Minggu, 30 September 2012

Bentor Opa bermasalah


Cerita ini adalah cerita tiga hari yang lalu. Ketika sepasang mata laki-laki berseragam cokelat melihat ke arahku. Entah apa, aku tak merasa salah. Dan saat mengeluarkan selembar uang untuk membayar bentor, kulihat dia turun dari atas motor. Ternyata sedari tadi mengikuti dari belakang.

Sambil melirik ke belakang, aku tetap berjalan menuju rumah. Dan benar saja dugaanku, dia menghampiri si opa pemilik bentor yang baru saja kunaiki. Dari kejauhan aku berusaha memahami alur situasi yang terjadi. Dengan lantang pak polisi meminta SIM.

Ah, rasa bersalah menggelayut di pikiranku. Kenapa tadi aku naik bentor bermasalah tersebut. Ini mungkin ketiga kalinya aku naik bentor tak layak jalan itu. Mesinnya meraung-raung, lari tak bisa. Dan parahnya aku tak tahu kalau bentor tersebut tak memiliki lampu sen. pantas saja pak polisi lalu lintas melihat ke arahku waktu menyebrang ke arah jalan Piere Tendean.

Dan sekarang pak polisi seperti urat-uratnya timbul. bagaimana tidak, si opa tidak kooperatif. Pura-pura tidak mengerti apa yang ditanyakan pak polisi, dan hampir saja kabur kalau pak polisi tidak segera mengambil kunci motornya.

Dan tak perlu banyak waktu, masyarakat sekitar pun berkumpul menonton. Segera saja pak polisi menjelaskan kepada masyarakat, bahwa bentor seperti ini dapat membahayakan keselamatan pengemudi dan penumpang. "Bukan pak polisi melarang membawa bentor", tegasnya.

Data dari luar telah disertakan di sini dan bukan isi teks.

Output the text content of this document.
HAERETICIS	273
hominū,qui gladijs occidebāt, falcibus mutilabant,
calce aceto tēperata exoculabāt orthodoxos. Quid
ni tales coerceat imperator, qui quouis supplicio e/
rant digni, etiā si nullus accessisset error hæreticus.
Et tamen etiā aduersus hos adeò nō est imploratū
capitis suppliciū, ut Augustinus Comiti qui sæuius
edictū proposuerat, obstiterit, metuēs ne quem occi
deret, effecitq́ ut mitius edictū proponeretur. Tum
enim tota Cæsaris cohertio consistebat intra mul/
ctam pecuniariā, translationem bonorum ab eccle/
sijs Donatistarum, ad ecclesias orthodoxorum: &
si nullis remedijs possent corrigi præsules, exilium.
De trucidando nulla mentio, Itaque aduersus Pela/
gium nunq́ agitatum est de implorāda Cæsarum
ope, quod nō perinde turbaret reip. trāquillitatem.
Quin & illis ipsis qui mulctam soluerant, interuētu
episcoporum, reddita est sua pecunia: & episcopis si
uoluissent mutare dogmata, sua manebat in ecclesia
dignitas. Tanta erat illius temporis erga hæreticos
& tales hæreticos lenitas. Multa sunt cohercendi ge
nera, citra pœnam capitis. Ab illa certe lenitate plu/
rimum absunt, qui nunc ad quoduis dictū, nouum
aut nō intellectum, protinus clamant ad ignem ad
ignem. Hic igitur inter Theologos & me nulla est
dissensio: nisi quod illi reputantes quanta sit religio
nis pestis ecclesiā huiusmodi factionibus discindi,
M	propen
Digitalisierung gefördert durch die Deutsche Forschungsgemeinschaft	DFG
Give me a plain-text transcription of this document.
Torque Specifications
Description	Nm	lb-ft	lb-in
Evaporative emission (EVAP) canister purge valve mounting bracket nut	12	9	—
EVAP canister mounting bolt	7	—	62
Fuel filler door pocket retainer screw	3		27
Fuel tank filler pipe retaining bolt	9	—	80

Sebagian warga membantu pak polisi, mencoba berkomunikasi dengan bahasa Gorontalo. Tapi hasilnya, tetap saja dia pura-pura tak mengerti dan meminta kunci motornya dikembalikan. Akhirnya pak polisi meminta warga untuk memanggil keluarga opa. Selanjutnya aku tak tahu lagi nasib opa malang tersebut. Hari yang aneh bagiku, tapi satu yang aku suka. Ini tak ada kaitannya dengan uang. Salut buat polisi lalu lintas limboto.